3)   Sharing– With the latest Spotify update, I have a huge column on the right side of my screen. It is supposed to be filled with people who are my “favorites.” So far, it is empty. Yet, I can’t minimize it!. This “favorites” column is taking up 1/5 of my window and is empty. Yikes. Stop trying to make me share through your service, or at least build a less intrusive function.

Look at all that wasted screen space!!…Plus, I really struggled over what music was in the background…I want to seem cool (see #4)

4)   Facebook Integration– Not everything I listen to is cool and hip. I am not very cool or hip. Facebook is all about presenting a finely honed version of yourself to your online community.
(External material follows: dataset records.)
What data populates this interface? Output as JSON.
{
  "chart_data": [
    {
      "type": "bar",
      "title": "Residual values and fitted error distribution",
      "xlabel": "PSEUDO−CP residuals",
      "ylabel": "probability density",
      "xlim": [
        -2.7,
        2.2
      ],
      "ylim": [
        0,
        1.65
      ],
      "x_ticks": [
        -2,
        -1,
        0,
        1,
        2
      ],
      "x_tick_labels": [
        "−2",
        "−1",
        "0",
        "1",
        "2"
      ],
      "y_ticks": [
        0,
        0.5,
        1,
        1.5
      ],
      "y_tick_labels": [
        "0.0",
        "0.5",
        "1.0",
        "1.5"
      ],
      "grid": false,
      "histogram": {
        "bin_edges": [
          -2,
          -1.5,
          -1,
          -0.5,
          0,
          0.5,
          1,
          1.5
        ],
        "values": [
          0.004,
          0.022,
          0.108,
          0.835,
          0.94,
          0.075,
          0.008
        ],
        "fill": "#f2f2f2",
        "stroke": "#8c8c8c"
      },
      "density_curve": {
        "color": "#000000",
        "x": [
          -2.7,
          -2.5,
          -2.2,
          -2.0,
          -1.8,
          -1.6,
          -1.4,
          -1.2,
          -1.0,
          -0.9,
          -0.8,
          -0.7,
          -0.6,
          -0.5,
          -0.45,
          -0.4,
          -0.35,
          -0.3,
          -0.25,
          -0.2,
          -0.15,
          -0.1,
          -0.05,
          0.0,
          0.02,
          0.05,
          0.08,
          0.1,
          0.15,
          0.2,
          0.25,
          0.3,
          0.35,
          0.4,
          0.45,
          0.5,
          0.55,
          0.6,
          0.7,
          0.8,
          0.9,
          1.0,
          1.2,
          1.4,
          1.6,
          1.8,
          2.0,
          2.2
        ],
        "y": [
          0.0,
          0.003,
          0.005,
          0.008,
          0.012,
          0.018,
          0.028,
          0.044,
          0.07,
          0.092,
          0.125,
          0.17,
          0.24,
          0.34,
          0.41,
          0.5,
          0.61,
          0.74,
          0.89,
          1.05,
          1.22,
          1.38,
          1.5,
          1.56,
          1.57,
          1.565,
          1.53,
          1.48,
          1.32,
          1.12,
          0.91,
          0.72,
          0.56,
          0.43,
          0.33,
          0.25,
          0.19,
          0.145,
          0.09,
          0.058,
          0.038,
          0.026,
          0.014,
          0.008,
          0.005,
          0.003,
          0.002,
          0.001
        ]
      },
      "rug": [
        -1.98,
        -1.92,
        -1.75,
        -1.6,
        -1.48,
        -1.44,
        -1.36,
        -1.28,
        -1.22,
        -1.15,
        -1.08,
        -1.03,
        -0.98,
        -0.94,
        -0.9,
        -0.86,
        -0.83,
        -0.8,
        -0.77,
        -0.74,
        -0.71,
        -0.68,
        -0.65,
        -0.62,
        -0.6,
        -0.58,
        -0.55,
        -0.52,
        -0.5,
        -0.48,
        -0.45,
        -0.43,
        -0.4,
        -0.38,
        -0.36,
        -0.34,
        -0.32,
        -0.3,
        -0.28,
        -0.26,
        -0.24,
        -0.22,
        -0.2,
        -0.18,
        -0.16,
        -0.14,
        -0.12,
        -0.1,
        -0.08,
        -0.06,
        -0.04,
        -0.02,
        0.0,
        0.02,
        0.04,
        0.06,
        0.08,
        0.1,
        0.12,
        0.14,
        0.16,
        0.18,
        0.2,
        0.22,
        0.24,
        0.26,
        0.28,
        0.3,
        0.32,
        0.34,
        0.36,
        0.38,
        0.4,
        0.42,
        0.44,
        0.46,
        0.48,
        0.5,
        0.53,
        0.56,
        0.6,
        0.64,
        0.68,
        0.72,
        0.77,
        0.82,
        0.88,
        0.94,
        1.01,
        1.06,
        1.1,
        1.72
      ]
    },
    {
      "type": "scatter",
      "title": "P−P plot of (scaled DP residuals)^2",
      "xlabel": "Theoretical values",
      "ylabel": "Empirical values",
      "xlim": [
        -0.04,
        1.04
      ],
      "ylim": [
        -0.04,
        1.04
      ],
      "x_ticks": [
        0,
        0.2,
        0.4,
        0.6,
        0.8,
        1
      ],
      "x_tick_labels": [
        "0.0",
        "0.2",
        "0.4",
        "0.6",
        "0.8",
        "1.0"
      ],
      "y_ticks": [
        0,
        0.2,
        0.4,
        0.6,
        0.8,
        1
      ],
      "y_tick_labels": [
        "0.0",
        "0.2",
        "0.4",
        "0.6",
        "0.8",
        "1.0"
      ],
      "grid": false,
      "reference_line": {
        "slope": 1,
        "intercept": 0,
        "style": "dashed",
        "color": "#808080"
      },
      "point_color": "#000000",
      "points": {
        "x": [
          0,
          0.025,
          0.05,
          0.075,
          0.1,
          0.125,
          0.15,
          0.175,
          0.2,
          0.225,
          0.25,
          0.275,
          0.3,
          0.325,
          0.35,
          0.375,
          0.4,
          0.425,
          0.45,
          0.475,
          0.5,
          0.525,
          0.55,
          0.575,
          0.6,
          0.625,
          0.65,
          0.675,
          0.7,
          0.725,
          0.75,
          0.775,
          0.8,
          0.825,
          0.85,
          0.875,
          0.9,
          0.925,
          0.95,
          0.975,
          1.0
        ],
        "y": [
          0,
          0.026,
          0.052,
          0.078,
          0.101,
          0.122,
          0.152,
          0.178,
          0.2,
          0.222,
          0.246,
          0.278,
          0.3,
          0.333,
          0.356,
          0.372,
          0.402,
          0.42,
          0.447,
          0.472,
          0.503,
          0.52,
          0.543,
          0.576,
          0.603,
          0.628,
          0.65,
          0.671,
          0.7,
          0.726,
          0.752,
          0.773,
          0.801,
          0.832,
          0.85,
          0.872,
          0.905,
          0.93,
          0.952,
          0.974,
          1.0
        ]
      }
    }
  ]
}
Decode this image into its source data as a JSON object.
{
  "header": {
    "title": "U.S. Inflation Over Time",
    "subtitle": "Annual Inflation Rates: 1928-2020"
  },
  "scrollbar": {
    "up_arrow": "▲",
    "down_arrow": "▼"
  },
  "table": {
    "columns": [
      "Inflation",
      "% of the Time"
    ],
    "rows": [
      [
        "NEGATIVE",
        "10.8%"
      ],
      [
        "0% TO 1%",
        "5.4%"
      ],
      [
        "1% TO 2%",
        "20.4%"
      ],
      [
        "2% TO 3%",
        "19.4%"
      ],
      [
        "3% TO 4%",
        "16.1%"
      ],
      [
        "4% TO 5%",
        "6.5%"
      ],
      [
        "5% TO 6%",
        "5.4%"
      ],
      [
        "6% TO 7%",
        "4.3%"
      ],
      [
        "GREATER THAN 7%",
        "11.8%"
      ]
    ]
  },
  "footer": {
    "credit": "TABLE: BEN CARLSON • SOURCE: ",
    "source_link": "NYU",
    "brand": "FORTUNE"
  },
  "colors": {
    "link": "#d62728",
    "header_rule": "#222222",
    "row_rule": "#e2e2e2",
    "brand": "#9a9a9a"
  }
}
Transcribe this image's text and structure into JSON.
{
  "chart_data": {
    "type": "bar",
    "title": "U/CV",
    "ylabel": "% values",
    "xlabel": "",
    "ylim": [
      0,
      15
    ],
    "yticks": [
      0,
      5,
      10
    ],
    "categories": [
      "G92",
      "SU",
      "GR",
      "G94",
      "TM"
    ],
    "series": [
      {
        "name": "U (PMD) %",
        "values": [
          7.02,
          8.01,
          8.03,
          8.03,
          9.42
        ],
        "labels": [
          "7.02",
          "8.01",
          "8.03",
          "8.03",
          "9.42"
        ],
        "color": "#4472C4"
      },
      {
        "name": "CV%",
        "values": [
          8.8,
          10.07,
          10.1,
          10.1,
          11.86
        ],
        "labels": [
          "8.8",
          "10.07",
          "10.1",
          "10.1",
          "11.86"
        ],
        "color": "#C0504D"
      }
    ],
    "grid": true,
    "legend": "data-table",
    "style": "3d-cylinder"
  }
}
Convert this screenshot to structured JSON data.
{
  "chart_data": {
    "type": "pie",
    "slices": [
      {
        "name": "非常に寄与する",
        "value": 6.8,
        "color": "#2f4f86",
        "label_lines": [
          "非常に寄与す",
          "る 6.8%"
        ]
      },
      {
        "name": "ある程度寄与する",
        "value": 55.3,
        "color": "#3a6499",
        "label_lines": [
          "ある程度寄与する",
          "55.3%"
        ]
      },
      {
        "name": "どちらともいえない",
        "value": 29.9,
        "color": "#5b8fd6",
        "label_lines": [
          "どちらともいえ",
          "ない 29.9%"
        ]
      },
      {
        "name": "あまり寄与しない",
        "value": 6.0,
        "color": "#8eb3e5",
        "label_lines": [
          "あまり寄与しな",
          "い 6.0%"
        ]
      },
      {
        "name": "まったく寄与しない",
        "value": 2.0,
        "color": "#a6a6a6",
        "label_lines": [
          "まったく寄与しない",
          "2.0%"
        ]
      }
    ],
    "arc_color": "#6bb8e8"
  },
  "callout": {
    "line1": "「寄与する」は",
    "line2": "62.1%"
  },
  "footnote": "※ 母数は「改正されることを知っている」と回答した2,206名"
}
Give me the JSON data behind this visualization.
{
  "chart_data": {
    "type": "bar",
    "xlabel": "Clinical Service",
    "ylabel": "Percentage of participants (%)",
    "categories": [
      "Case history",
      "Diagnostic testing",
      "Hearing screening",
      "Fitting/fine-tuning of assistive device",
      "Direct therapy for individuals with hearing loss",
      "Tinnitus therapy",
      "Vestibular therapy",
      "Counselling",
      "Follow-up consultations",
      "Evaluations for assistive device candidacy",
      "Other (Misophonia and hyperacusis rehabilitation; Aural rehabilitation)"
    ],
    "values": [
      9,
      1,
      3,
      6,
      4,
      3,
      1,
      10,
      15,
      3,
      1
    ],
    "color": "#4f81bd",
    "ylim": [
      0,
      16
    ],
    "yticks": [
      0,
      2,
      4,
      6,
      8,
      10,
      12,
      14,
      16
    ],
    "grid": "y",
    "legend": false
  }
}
Unless out of sarcasm, no one wants to look foolish on Facebook. The audience is too large.  But, when my listening habits are broadcast to the world through FB, I feel an uncomfortable pressure to only play what other people will not judge me for.  That is extremely hard, as everyone’s musical tastes are different. Just another barrier between Spotify’s paradigm and an at-ease listening environment.

5)   The Vibe of Its Updates– Every time I download an updated version of Spotify, it feels as if the service is moving further and further away from what I as a fan and as a music consumer want.  The core advantage over alternative music-consumption methods, cheap access to quality streams of most artists’ catalogs, remains strong. However, many of the ancillary features feel as if they are advancing the value of Spotify, rather than my consumption experience. (Example: Facebook integration. I feel my privacy is being violated. They gain huge amounts of exposure to untapped music consumers).

6)   Lack of Integration With Services I Use– I know I said 5, but this one just came to me. Why can’t every song I Shazam be instantly added to a “Shazam” playlist??

I just tweeted #6 one at Daniel Ek. Maybe he’ll use it.

P.S. I love Spotify, and use it incessantly. But, that is not because it is an unbelievable product, but because it is simply the best that currently exists.